Paeonia decomposita

Scientific classification
- Kingdom: Plantae
- Clade: Tracheophytes
- Clade: Angiosperms
- Clade: Eudicots
- Order: Saxifragales
- Family: Paeoniaceae
- Genus: Paeonia
- Species: P. decomposita
- Binomial name: Paeonia decomposita Handel-Mazzetti, 1939

= Paeonia decomposita =

- Genus: Paeonia
- Species: decomposita
- Authority: Handel-Mazzetti, 1939

Species of peony

Paeonia decomposita is a deciduous shrub in the peony family. It is an endangered species, native to North-West Sichuan.

==Description==
Paeonia decomposita is a little-known tree peony, which grows to a height of up to 1.8 m. Stems grow up to 2 cm in diameter. Bark is dark grey, with a tendency to peel or flake. Flowers grow singly at the ends of the stems, and are large and usually rose-pink in colour.

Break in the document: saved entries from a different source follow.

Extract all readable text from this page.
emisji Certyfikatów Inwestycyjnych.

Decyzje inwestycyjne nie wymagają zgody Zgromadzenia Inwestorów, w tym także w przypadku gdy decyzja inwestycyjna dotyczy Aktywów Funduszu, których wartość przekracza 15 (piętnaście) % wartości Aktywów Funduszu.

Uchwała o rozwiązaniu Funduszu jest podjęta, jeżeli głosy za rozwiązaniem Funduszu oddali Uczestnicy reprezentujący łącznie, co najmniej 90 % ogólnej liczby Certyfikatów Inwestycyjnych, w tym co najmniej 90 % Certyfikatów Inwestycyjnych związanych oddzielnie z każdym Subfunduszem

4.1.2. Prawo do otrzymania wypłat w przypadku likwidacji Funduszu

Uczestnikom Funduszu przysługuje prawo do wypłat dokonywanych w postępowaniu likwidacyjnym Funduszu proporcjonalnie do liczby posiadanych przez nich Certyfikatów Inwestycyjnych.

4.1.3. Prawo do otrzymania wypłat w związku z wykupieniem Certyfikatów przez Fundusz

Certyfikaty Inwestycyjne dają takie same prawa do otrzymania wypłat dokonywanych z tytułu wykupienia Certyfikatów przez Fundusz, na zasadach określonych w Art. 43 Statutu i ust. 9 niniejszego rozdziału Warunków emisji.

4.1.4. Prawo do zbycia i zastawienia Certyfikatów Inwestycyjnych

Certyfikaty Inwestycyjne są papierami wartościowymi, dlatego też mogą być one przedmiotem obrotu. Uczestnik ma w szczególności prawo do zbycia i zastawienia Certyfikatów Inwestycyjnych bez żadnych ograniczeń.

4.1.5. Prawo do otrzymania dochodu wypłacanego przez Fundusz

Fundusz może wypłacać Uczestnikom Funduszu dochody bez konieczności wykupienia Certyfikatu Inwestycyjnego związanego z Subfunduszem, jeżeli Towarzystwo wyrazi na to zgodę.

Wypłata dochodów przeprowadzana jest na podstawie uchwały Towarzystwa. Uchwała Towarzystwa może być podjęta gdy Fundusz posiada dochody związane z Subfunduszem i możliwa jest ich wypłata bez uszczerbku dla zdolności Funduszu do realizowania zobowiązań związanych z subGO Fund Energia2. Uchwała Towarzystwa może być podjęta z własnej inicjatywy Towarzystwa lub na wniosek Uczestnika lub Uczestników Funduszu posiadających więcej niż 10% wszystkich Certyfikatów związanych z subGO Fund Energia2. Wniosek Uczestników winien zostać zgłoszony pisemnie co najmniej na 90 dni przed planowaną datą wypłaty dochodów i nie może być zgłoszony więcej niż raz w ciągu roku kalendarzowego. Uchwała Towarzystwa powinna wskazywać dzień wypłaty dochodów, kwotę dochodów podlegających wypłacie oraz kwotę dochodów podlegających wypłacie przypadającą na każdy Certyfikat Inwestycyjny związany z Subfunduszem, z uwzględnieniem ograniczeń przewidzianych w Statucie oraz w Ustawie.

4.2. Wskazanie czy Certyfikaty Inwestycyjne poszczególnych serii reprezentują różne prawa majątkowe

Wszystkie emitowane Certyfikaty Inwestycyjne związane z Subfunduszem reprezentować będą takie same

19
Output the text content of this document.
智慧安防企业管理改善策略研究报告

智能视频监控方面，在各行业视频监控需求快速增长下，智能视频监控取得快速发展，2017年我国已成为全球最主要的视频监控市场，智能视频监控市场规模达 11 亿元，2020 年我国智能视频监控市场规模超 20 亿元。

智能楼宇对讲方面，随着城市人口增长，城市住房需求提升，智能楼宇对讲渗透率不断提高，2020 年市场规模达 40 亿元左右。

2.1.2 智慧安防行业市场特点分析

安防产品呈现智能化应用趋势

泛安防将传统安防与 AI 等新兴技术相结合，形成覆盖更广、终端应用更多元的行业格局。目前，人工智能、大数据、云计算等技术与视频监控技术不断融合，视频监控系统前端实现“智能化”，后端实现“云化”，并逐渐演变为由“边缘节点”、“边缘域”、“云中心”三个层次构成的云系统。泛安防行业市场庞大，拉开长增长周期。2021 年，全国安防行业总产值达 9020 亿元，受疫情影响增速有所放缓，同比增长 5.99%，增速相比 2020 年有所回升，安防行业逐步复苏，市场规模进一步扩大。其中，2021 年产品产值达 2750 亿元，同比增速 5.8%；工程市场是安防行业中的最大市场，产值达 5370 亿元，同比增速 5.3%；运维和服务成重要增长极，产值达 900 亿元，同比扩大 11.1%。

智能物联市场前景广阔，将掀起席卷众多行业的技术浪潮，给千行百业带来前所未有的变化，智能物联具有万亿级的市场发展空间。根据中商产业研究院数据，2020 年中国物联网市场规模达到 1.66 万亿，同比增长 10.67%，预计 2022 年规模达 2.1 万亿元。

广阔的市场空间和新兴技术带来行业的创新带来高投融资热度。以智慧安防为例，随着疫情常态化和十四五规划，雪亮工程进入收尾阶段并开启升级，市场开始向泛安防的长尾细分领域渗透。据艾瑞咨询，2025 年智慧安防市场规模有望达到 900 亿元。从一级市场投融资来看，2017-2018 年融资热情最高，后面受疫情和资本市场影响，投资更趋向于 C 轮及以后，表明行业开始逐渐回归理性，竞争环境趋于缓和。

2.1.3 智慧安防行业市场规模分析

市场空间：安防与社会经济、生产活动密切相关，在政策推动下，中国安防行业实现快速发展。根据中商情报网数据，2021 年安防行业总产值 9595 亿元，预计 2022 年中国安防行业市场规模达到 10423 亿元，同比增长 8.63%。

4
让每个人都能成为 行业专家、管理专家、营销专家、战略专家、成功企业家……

Follicles are dark brown or black when mature, with glossy black seeds. The shrub flowers from April to May in China.

==Habitat==
Paeonia decomposita grows primarily in young forest land, scrubland and on rocky cliffsides at altitudes of up to 2050 to 3100 m.

==Medicinal usage==
It is used in traditional Chinese medicine, where it is used to improve circulation and blood stasis. Its oil is used in cosmetics and medicines.